Nem só de eventos pré-eleitorais e de popularidade em alta vive o presidente Lula. A agenda pós-recesso de fim de ano, com até cinco dias de viagens nacionais e internacionais por semana e cinco horas de sono por noite, vem afetando a saúde do petista.
Lula voltou a fumar sua tradicional cigarrilha – o que não faz em público - e admite que recuperou peso durante as férias de janeiro. Mesmo antes disso, durante a visita do iraniano Mahmoud Ahmadinejad, contou a um jornalista que estava usando o terno da posse, isto é, que lhe servia quando estava bem mais gordo.
Quando se sentiu mal, com tontura e falta de ar, no Recife, o presidente, que tem bronquite, já lutava contra uma forte gripe, que tratou com nebulizações durante o trajeto.

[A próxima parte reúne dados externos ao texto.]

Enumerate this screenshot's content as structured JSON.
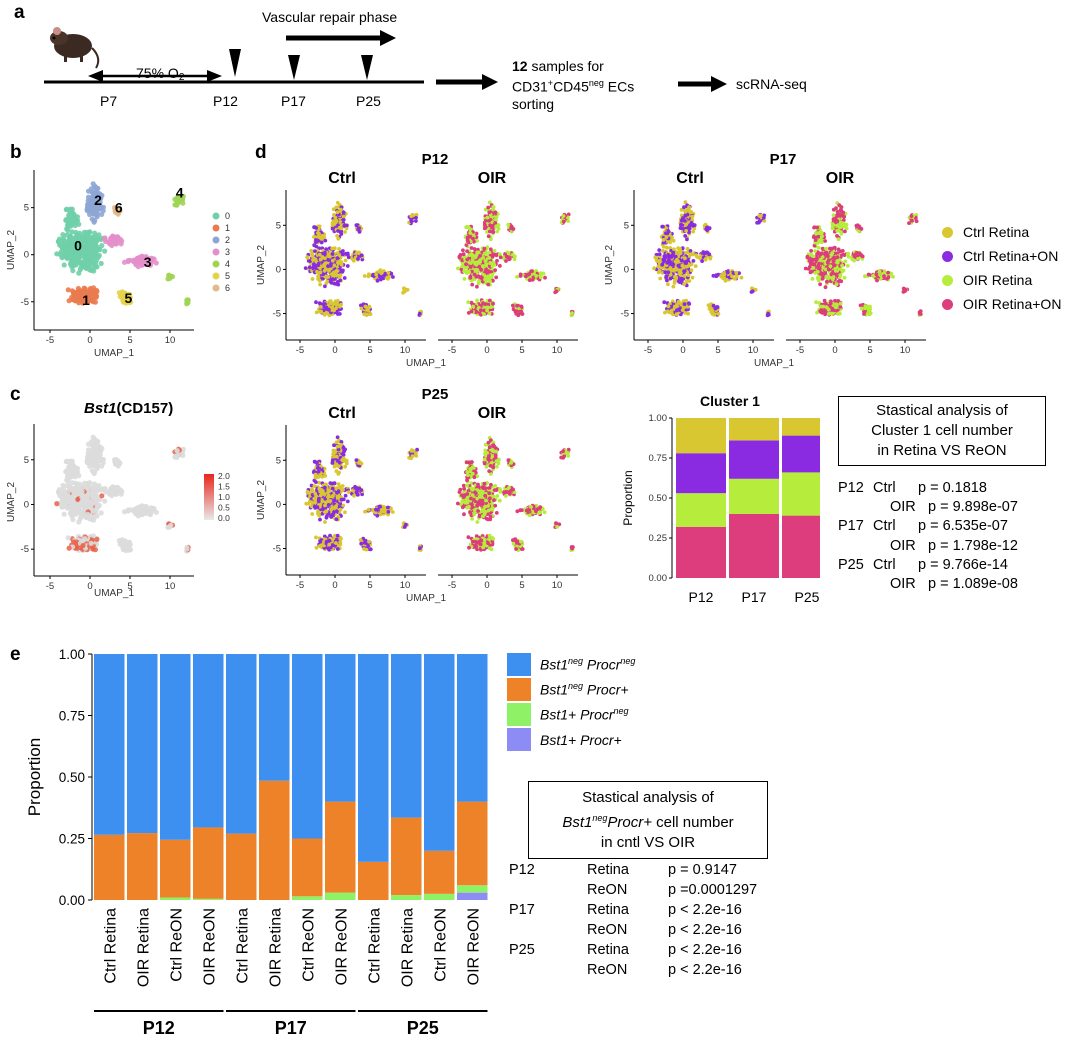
{
  "panel_a": {
    "label": "a",
    "oxygen": "75% O",
    "oxygen_sub": "2",
    "timepoints": [
      "P7",
      "P12",
      "P17",
      "P25"
    ],
    "phase": "Vascular repair phase",
    "samples_num": "12",
    "samples_text": " samples for",
    "sort_line_a": "CD31",
    "sort_sup_plus": "+",
    "sort_line_b": "CD45",
    "sort_sup_neg": "neg",
    "sort_line_c": " ECs",
    "sort_line2": "sorting",
    "seq": "scRNA-seq"
  },
  "panel_b": {
    "label": "b",
    "xlabel": "UMAP_1",
    "ylabel": "UMAP_2",
    "clusters": [
      "0",
      "1",
      "2",
      "3",
      "4",
      "5",
      "6"
    ],
    "cluster_colors": [
      "#6fcfa8",
      "#ea7b4f",
      "#8da6d4",
      "#e38fcb",
      "#9ed455",
      "#e4d34a",
      "#e2b98a"
    ],
    "xticks": [
      "-5",
      "0",
      "5",
      "10"
    ],
    "yticks": [
      "5",
      "0",
      "-5"
    ]
  },
  "panel_c": {
    "label": "c",
    "title_gene": "Bst1",
    "title_rest": "(CD157)",
    "xlabel": "UMAP_1",
    "ylabel": "UMAP_2",
    "scale_ticks": [
      "2.0",
      "1.5",
      "1.0",
      "0.5",
      "0.0"
    ],
    "xticks": [
      "-5",
      "0",
      "5",
      "10"
    ],
    "yticks": [
      "5",
      "0",
      "-5"
    ]
  },
  "panel_d": {
    "label": "d",
    "groups": [
      {
        "time": "P12",
        "left": "Ctrl",
        "right": "OIR"
      },
      {
        "time": "P17",
        "left": "Ctrl",
        "right": "OIR"
      },
      {
        "time": "P25",
        "left": "Ctrl",
        "right": "OIR"
      }
    ],
    "xlabel": "UMAP_1",
    "ylabel": "UMAP_2",
    "xticks": [
      "-5",
      "0",
      "5",
      "10"
    ],
    "yticks": [
      "5",
      "0",
      "-5"
    ],
    "legend": [
      {
        "label": "Ctrl Retina",
        "color": "#d8c730"
      },
      {
        "label": "Ctrl Retina+ON",
        "color": "#8a2be2"
      },
      {
        "label": "OIR Retina",
        "color": "#b6ed3c"
      },
      {
        "label": "OIR Retina+ON",
        "color": "#dd3d7c"
      }
    ]
  },
  "cluster1_stats": {
    "title_lines": [
      "Stastical analysis of",
      "Cluster 1 cell number",
      "in Retina VS ReON"
    ],
    "rows": [
      {
        "time": "P12",
        "group": "Ctrl",
        "p": "p = 0.1818"
      },
      {
        "time": "",
        "group": "OIR",
        "p": "p = 9.898e-07"
      },
      {
        "time": "P17",
        "group": "Ctrl",
        "p": "p = 6.535e-07"
      },
      {
        "time": "",
        "group": "OIR",
        "p": "p = 1.798e-12"
      },
      {
        "time": "P25",
        "group": "Ctrl",
        "p": "p = 9.766e-14"
      },
      {
        "time": "",
        "group": "OIR",
        "p": "p = 1.089e-08"
      }
    ]
  },
  "panel_e": {
    "label": "e",
    "legend": [
      {
        "gene1": "Bst1",
        "mark1": "neg",
        "gene2": " Procr",
        "mark2": "neg",
        "color": "#3d8ff0"
      },
      {
        "gene1": "Bst1",
        "mark1": "neg",
        "gene2": " Procr+",
        "mark2": "",
        "color": "#ee8228"
      },
      {
        "gene1": "Bst1+",
        "mark1": "",
        "gene2": " Procr",
        "mark2": "neg",
        "color": "#8ff266"
      },
      {
        "gene1": "Bst1+",
        "mark1": "",
        "gene2": " Procr+",
        "mark2": "",
        "color": "#8d8cf5"
      }
    ],
    "stat_title1": "Stastical analysis of",
    "stat_title2_gene": "Bst1",
    "stat_title2_sup": "neg",
    "stat_title2_rest": "Procr+",
    "stat_title2_tail": " cell number",
    "stat_title3": "in cntl VS OIR",
    "stats": [
      {
        "time": "P12",
        "tissue": "Retina",
        "p": "p = 0.9147"
      },
      {
        "time": "",
        "tissue": "ReON",
        "p": "p =0.0001297"
      },
      {
        "time": "P17",
        "tissue": "Retina",
        "p": "p <  2.2e-16"
      },
      {
        "time": "",
        "tissue": "ReON",
        "p": "p <  2.2e-16"
      },
      {
        "time": "P25",
        "tissue": "Retina",
        "p": "p <  2.2e-16"
      },
      {
        "time": "",
        "tissue": "ReON",
        "p": "p <  2.2e-16"
      }
    ],
    "group_labels": [
      "P12",
      "P17",
      "P25"
    ]
  },
  "chart_data": [
    {
      "type": "bar",
      "id": "cluster1",
      "title": "Cluster 1",
      "xlabel": "",
      "ylabel": "Proportion",
      "ylim": [
        0,
        1
      ],
      "yticks": [
        "0.00",
        "0.25",
        "0.50",
        "0.75",
        "1.00"
      ],
      "categories": [
        "P12",
        "P17",
        "P25"
      ],
      "stacked": true,
      "series": [
        {
          "name": "OIR Retina+ON",
          "color": "#dd3d7c",
          "values": [
            0.32,
            0.4,
            0.39
          ]
        },
        {
          "name": "OIR Retina",
          "color": "#b6ed3c",
          "values": [
            0.21,
            0.22,
            0.27
          ]
        },
        {
          "name": "Ctrl Retina+ON",
          "color": "#8a2be2",
          "values": [
            0.25,
            0.24,
            0.23
          ]
        },
        {
          "name": "Ctrl Retina",
          "color": "#d8c730",
          "values": [
            0.22,
            0.14,
            0.11
          ]
        }
      ]
    },
    {
      "type": "bar",
      "id": "bst1procr",
      "title": "",
      "xlabel": "",
      "ylabel": "Proportion",
      "ylim": [
        0,
        1
      ],
      "yticks": [
        "0.00",
        "0.25",
        "0.50",
        "0.75",
        "1.00"
      ],
      "categories": [
        "Ctrl Retina",
        "OIR Retina",
        "Ctrl ReON",
        "OIR ReON",
        "Ctrl Retina",
        "OIR Retina",
        "Ctrl ReON",
        "OIR ReON",
        "Ctrl Retina",
        "OIR Retina",
        "Ctrl ReON",
        "OIR ReON"
      ],
      "stacked": true,
      "series": [
        {
          "name": "Bst1+ Procr+",
          "color": "#8d8cf5",
          "values": [
            0.0,
            0.0,
            0.0,
            0.0,
            0.0,
            0.0,
            0.0,
            0.0,
            0.0,
            0.0,
            0.0,
            0.03
          ]
        },
        {
          "name": "Bst1+ Procrneg",
          "color": "#8ff266",
          "values": [
            0.0,
            0.0,
            0.01,
            0.005,
            0.0,
            0.0,
            0.015,
            0.03,
            0.0,
            0.02,
            0.025,
            0.03
          ]
        },
        {
          "name": "Bst1neg Procr+",
          "color": "#ee8228",
          "values": [
            0.265,
            0.272,
            0.235,
            0.29,
            0.27,
            0.485,
            0.235,
            0.37,
            0.155,
            0.315,
            0.175,
            0.34
          ]
        },
        {
          "name": "Bst1neg Procrneg",
          "color": "#3d8ff0",
          "values": [
            0.735,
            0.728,
            0.755,
            0.705,
            0.73,
            0.515,
            0.75,
            0.6,
            0.845,
            0.665,
            0.8,
            0.6
          ]
        }
      ]
    }
  ]
}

O quadro gripal, associado aos excessos da agenda e à atual condição física do presidente, teriam causado a crise de hipertensão. Pelo menos essa é a explicação médica. Todo o quadro seria agravado se Lula decolasse para a gélida Davos, na Suíça, que registrou temperatura de sete graus abaixo de zero nesta sexta-feira, quando Lula receberia o prêmio "Estadista do Ano".
Com a pressão arterial já estabilizada, os médicos investigam agora através de exames se a gripe presidencial evoluiu para pneumonia. Por enquanto está mantida a agenda de trabalho de Lula, a ser retomada na segunda em Brasília, assim como a de viagens, que inclui, a partir de quarta, Rio de Janeiro e Rio Grande do Sul, para acompanhar obras do PAC e tocar a pré-campanha de Dilma.